This morning I was on Facebook and watched a video of my nephew playing his first year of football in pads. The boys are so little they can barely move around in the pads and helmet. But this is the beginning of manhood. This is where it all starts.
My son started playing football when he was 7 years old, and that was when my heart began to feel a little twinge of pain. It was the realization that he was going to have to grow up. The sweat, the smell of the freshly mown grass and the growing brotherhood among the boys mix with the magic of the hot August sun, raising them to the next level of boyhood. They may look the same, but their demeanor and body language change into one of confidence. They've entered a secret, masculine world where no girls are allowed and realize, "this is what it's all about." They've used Transformers to tackle anything that came in their way. They've staged army men, who at the whistle, weaved their way around deadly land mines and escaped the enemy in hot pursuit. Now, with the help of rising testosterone, they can make it a reality.
I watched my little guy, and I felt that twinge of pain because I knew one day he would have to be so manly, so strong and stoic—so different from me. That would separate us. Now at 16, he is that young man. What I didn't realize then is that I would be so very proud of him. The fact that he grew up so quickly makes me sad, but my pride in the amazing young man he has become far outweighs any sadness. He takes on responsibility and has a strong work ethic. He loves his family and is a leader. What more could I want? I watch him out the window now mowing the grass and moving firewood, and I'm amazed at how much I love him. I go to all his wrestling matches which are mentally and physically grueling. As I watch his muscles move fluidly and then strain, I'm reminded of how manly and strong he has become—so different from me. Thank goodness.

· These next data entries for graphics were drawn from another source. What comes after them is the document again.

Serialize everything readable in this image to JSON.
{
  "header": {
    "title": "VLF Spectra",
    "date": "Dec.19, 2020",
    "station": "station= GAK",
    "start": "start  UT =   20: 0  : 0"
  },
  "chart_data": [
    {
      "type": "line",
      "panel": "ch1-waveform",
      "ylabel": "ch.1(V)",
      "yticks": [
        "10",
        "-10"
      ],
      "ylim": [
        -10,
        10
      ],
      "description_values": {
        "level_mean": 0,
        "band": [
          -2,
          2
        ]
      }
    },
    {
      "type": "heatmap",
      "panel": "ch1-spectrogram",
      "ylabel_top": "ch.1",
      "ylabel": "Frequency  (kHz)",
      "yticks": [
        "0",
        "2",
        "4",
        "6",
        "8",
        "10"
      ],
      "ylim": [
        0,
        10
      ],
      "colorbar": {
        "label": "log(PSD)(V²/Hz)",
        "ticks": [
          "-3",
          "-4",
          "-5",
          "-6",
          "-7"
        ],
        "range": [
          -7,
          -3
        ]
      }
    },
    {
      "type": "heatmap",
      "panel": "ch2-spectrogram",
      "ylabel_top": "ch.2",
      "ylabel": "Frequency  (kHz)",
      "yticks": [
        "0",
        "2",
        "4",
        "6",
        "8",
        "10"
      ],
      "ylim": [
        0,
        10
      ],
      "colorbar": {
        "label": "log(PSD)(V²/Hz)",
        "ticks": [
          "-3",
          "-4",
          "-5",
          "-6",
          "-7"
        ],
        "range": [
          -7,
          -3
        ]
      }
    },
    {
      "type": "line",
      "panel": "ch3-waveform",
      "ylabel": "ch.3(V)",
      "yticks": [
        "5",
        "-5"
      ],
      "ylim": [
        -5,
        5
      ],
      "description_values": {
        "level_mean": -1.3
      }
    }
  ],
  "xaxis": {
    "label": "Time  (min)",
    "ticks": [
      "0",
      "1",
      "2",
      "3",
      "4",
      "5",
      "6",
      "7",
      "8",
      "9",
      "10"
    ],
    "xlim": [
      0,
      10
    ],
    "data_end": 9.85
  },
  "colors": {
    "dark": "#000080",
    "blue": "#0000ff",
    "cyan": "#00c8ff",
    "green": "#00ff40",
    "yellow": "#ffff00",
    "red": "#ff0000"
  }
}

When he walks out my door, I'll feel that same twinge of pain I felt when he walked onto the football field for the first time. But I've learned that my pride will eclipse the pain. Confidently, he'll enter a different world and realize "this is what it's all about." Everything he learned in football will help him succeed in his profession. He'll succeed in life because of everything he learned from me.
Hey Cathy! What a great blog- great job! I saw the video as well and even though I do not have a son I got teary-eyed. When I see those moments in my girls' lives when they seem so grown-up it warms and breaks my heart at the same time. Thanks for sharing!
ReplyDeleteThanks very much! I'm just glad God has given me the blessing of taking care of these children even for a little while. What a roller coaster it is!